Gross domestic product grew 4.4 per cent in the July-September quarter, slowing from the 4.9 per cent pace in the previous quarter, the central bank said on Friday (Nov 15). The outcome was in line with the 4.4 per cent rise forecast in a Reuters poll.
Bank Negara Malaysia (BNM) maintained its full-year growth target of 4.3 per cent to 4.8 per cent. The government has projected growth of 4.7 per cent.
Malaysia was the only Southeast Asian nation to record an acceleration in economic growth in the April-June quarter from the previous quarter, though growth slowed in the second half from a contraction in exports. Shipments slumped to their lowest in nearly three years in September.
Last week, the central bank unexpectedly cut banks' statutory reserve requirement to inject liquidity, the first in three years and only days after it left its key policy interest rate unchanged.
Asked if there was any chance of a rate cut next year, BNM Governor Nur Shamsiah Mohd Yunus said it was something the monetary policy committee would constantly monitor.
"We are not on any preset course," she told reporters. "We continue to monitor external developments and how it affects our outlook for growth and inflation. And we will always be data dependent."
BNM last cut its key policy rate in May.
Nur Shamsiah also said Malaysia was working on addressing any concerns of FTSE Russell, which in September gave the country at least another six months to escape eviction from its widely-tracked government bond index.
She said the central bank's recent measures had given greater flexibility to offshore investors to hedge positions onshore and that forex transaction volumes were growing and cost of transactions coming down.
"On our part we will continue to engage with index providers and investors to ensure (we address) whatever pain points they have and whatever measures we can put in place for greater efficiency in the market," Nur Shamsiah said.
The ringgit fell 1.1 per cent against the US dollar in the third quarter, which BNM attributed to heightened risk aversion amid the protracted Sino-US trade war.

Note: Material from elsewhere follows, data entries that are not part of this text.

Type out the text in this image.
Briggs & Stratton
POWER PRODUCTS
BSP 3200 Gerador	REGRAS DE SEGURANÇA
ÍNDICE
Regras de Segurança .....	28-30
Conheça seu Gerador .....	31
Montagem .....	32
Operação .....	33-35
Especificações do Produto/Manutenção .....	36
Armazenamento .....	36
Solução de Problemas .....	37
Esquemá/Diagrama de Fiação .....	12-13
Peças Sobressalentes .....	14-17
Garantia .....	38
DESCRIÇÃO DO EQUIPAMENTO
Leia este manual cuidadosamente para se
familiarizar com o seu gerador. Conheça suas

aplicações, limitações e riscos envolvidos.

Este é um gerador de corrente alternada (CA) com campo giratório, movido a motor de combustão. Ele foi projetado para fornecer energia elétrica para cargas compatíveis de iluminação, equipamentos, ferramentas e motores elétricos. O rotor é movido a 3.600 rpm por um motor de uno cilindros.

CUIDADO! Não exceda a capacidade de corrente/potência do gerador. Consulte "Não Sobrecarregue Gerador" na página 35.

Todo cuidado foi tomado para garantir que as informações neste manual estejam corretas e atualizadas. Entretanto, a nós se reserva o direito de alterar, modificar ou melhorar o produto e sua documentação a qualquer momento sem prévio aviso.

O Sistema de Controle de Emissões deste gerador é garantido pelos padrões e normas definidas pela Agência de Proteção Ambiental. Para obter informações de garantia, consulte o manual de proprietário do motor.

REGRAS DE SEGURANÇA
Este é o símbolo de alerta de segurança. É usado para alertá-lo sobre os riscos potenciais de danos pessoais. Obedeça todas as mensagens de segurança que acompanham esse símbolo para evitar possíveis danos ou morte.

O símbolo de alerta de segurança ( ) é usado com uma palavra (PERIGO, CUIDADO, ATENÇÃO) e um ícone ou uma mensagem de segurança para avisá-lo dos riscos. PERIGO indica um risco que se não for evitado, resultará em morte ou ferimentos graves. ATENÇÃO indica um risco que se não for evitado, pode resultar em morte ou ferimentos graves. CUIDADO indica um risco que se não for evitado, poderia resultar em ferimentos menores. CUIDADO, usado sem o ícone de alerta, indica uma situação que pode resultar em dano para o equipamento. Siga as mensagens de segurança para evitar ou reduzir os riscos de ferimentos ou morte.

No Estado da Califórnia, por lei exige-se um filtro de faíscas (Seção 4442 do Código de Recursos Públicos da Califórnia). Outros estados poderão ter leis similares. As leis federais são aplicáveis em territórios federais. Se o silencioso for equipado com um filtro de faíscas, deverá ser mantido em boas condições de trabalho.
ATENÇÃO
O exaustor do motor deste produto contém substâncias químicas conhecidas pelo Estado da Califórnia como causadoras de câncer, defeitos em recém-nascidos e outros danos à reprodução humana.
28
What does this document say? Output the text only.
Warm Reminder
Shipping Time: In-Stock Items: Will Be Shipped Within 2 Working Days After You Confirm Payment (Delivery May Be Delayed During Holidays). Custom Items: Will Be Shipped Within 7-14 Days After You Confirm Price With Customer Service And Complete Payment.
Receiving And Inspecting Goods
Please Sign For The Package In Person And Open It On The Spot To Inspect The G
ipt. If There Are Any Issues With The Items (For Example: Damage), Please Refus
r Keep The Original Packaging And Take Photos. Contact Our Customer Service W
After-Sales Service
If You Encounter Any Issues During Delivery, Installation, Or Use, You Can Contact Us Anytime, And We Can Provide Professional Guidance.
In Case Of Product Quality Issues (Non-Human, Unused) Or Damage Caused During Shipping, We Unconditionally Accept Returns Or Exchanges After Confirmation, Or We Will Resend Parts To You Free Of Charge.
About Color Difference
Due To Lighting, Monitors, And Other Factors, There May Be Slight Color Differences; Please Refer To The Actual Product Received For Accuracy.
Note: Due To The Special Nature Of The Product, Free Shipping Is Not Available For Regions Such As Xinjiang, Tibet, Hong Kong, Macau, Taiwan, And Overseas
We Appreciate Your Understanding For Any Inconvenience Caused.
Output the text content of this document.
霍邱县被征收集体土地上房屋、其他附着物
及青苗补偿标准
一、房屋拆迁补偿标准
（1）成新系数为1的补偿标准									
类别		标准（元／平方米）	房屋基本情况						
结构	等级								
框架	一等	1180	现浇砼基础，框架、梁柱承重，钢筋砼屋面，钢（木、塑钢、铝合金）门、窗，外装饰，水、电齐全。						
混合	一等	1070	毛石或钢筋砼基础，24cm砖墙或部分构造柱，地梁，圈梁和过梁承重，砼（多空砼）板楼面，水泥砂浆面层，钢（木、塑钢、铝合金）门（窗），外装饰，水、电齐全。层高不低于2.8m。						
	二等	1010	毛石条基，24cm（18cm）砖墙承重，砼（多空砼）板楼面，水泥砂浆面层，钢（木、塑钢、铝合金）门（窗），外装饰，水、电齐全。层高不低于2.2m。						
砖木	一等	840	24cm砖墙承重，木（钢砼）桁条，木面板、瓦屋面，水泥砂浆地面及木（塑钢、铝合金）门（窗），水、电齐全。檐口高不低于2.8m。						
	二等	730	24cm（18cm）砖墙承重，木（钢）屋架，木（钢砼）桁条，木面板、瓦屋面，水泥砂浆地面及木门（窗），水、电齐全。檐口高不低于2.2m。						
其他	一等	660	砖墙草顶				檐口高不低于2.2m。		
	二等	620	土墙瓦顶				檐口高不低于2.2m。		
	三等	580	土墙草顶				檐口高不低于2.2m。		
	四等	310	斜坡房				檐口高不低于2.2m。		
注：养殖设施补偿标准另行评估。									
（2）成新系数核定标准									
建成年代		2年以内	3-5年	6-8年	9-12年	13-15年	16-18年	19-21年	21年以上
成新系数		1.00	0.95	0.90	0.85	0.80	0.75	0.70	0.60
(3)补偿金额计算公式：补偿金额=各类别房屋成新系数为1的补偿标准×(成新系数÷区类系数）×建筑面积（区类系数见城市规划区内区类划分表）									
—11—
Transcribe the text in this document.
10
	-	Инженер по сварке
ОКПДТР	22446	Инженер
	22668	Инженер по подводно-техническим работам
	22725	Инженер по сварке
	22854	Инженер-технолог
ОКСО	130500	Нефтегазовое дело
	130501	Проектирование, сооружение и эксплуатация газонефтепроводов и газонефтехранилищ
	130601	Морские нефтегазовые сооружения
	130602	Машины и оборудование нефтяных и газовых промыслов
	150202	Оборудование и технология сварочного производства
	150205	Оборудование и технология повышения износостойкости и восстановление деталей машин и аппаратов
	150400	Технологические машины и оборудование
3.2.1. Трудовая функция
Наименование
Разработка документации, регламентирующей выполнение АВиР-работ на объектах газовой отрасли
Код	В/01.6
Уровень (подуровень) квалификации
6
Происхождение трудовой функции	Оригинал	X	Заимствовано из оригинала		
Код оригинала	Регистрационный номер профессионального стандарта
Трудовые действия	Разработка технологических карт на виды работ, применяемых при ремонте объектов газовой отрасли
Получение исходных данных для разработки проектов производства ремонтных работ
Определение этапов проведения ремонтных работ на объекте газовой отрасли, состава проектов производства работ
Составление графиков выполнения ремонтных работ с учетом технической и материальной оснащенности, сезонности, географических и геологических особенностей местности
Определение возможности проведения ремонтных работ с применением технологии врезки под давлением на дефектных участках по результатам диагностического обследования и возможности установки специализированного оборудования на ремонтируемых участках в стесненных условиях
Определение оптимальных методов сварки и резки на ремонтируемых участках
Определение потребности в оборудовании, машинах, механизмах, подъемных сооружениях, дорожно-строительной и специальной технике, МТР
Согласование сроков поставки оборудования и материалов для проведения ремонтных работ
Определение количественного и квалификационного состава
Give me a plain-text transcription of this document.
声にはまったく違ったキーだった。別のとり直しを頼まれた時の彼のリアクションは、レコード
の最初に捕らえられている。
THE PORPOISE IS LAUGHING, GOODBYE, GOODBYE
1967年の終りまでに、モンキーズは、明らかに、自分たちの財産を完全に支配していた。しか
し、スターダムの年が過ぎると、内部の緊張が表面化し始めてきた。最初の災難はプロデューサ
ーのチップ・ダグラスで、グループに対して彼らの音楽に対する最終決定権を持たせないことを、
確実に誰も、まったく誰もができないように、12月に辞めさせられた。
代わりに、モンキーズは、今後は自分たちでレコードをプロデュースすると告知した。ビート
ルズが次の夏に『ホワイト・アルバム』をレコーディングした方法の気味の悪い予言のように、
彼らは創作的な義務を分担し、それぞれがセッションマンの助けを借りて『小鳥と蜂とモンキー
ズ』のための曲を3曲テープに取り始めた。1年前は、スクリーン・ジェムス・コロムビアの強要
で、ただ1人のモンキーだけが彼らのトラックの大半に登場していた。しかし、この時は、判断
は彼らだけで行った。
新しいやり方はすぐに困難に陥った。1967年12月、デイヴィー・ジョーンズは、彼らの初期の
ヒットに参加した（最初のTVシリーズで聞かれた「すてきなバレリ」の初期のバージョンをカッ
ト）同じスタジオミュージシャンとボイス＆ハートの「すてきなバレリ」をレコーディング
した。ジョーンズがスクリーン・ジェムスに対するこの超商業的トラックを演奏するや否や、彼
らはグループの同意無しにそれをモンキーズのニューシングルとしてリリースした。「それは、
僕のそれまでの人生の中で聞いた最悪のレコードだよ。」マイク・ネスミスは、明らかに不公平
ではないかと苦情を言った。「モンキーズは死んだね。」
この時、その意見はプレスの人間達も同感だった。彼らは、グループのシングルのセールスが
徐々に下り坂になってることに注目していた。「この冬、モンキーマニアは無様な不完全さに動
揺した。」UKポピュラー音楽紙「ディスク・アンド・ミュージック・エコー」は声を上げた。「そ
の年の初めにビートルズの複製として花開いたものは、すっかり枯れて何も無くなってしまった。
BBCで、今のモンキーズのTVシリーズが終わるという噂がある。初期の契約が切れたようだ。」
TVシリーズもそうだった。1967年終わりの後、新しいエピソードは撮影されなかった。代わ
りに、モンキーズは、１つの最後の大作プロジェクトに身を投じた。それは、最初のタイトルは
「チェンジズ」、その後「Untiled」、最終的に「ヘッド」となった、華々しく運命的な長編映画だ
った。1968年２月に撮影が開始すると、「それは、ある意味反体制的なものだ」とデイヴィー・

Malaysia's current account surplus fell to 11.5 billion ringgit (US$2.78 billion) in the third quarter, from the 14.3 billion ringgit in the previous period.
The headline inflation rate came in at 1.3 per cent in the third quarter but is expected to be "low" in 2019, and modest though higher in 2020, BNM said.
Inflation has remained benign after an unpopular consumption tax was scrapped in June 2018, and as the government tried to cap domestic fuel prices.